I’ve just tried to train a model on Azure’s ND96asr_v4 instance size with 8× A100 (40GB) GPUs, and wanted to share some notes and watch-its.

For some reason that I do not fully understand, on a VM+OS setup that works with the 8×V100 instance size (ND40rs_v2), when it’s resized to the 8×A100 instance size, torch stops working with CUDA.

import torch
/anaconda/envs/a100/lib/python3.8/site-packages/torch/cuda/ UserWarning: CUDA initialization: Unexpected error from cudaGetDeviceCount(). Did you run some cuda functions before calling NumCudaDevices() that might have already set an error? ia- (Triggered internally at  /pytorch/c10/cuda/CUDAFunctions.cpp:115.)
  return torch._C._cuda_getDeviceCount() > 0

As with most things CUDA, it’s all pretty cryptic plus hit-and-miss re: finding solutions for it. This post turns out to be very useful, mentioning the need for NVIDIA fabric-manager and DCGM, linking to here.

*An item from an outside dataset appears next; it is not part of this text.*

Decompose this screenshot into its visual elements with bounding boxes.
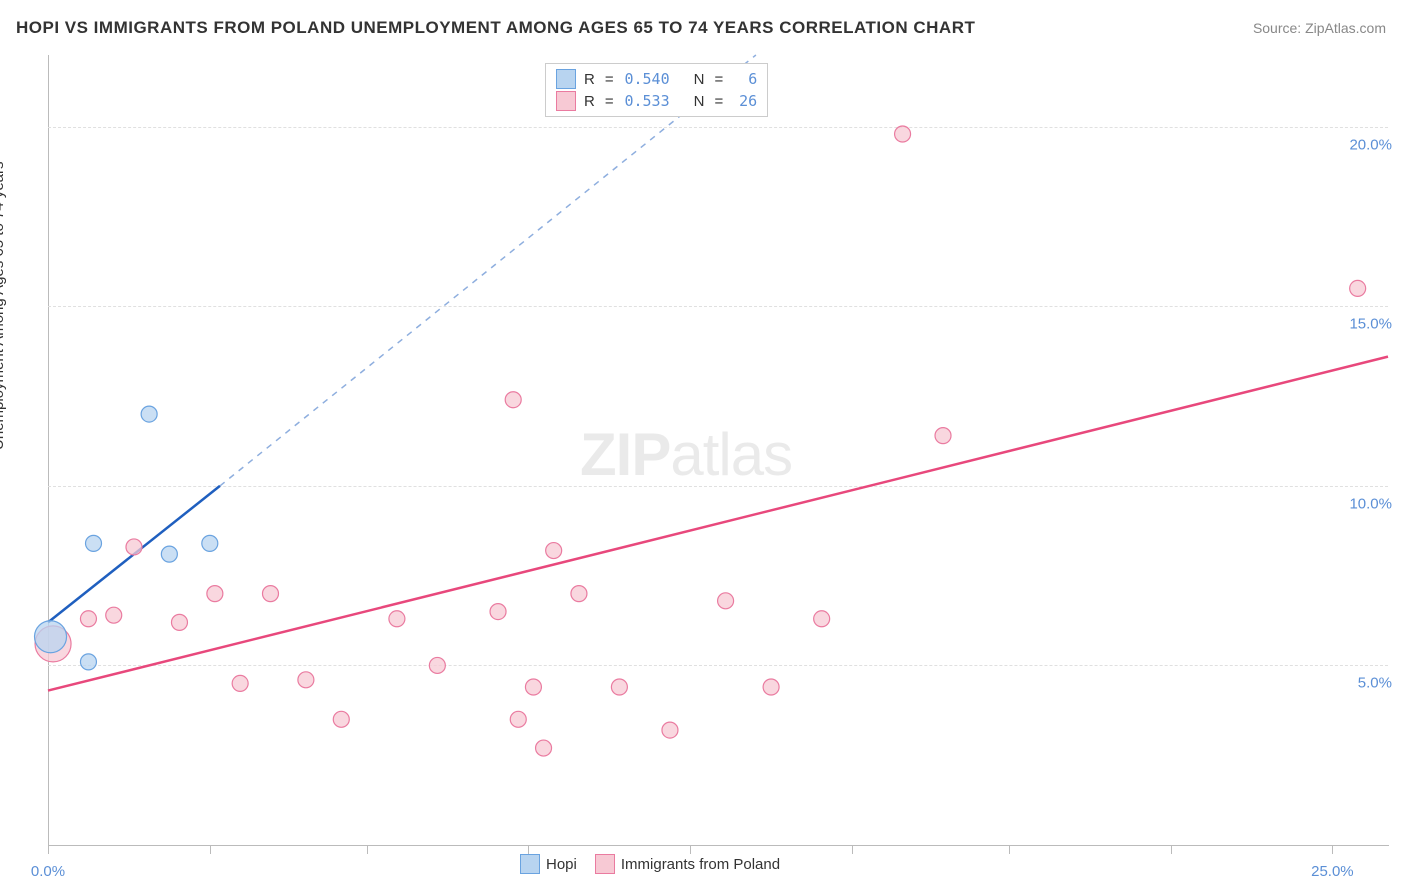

My VM OS is Ubuntu 18.04, so I just had to do:

sudo apt-get install -y datacenter-gpu-manager
sudo systemctl --now enable nvidia-dcgm
sudo systemctl status nvidia-dcgm

sudo apt-get install cuda-drivers-fabricmanager
sudo systemctl start nvidia-fabricmanager
sudo systemctl status nvidia-fabricmanager

Then came the next thing on the software stack, to do with torch version 1.9.0 not working with the A100 GPUs:

/anaconda/envs/a100/lib/python3.8/site-packages/torch/cuda/ UserWarning:
NVIDIA A100-SXM4-40GB with CUDA capability sm_80 is not compatible with the current PyTorch installation.
The current PyTorch install supports CUDA capabilities sm_37 sm_50 sm_60 sm_70.
If you want to use the NVIDIA A100-SXM4-40GB GPU with PyTorch, please check the instructions at

  warnings.warn(incompatible_device_warn.format(device_name, capability, " ".join(arch_list), device_name))

And so I created a new conda env with torch==1.8.1+cu111 via a pip install, according to the PyTorch install page:

pip install torch==1.8.1+cu111 torchvision==0.9.1+cu111 torchaudio===0.8.1 -f

After that, everything worked, torch.cuda.is_available() returned True, and I was able to run distributed multi-GPU training with the amazing fastai library support for distributed and parallel training, with minimal fuss on the software stack.

Hopefully this helps people who might want to use A100 GPUs.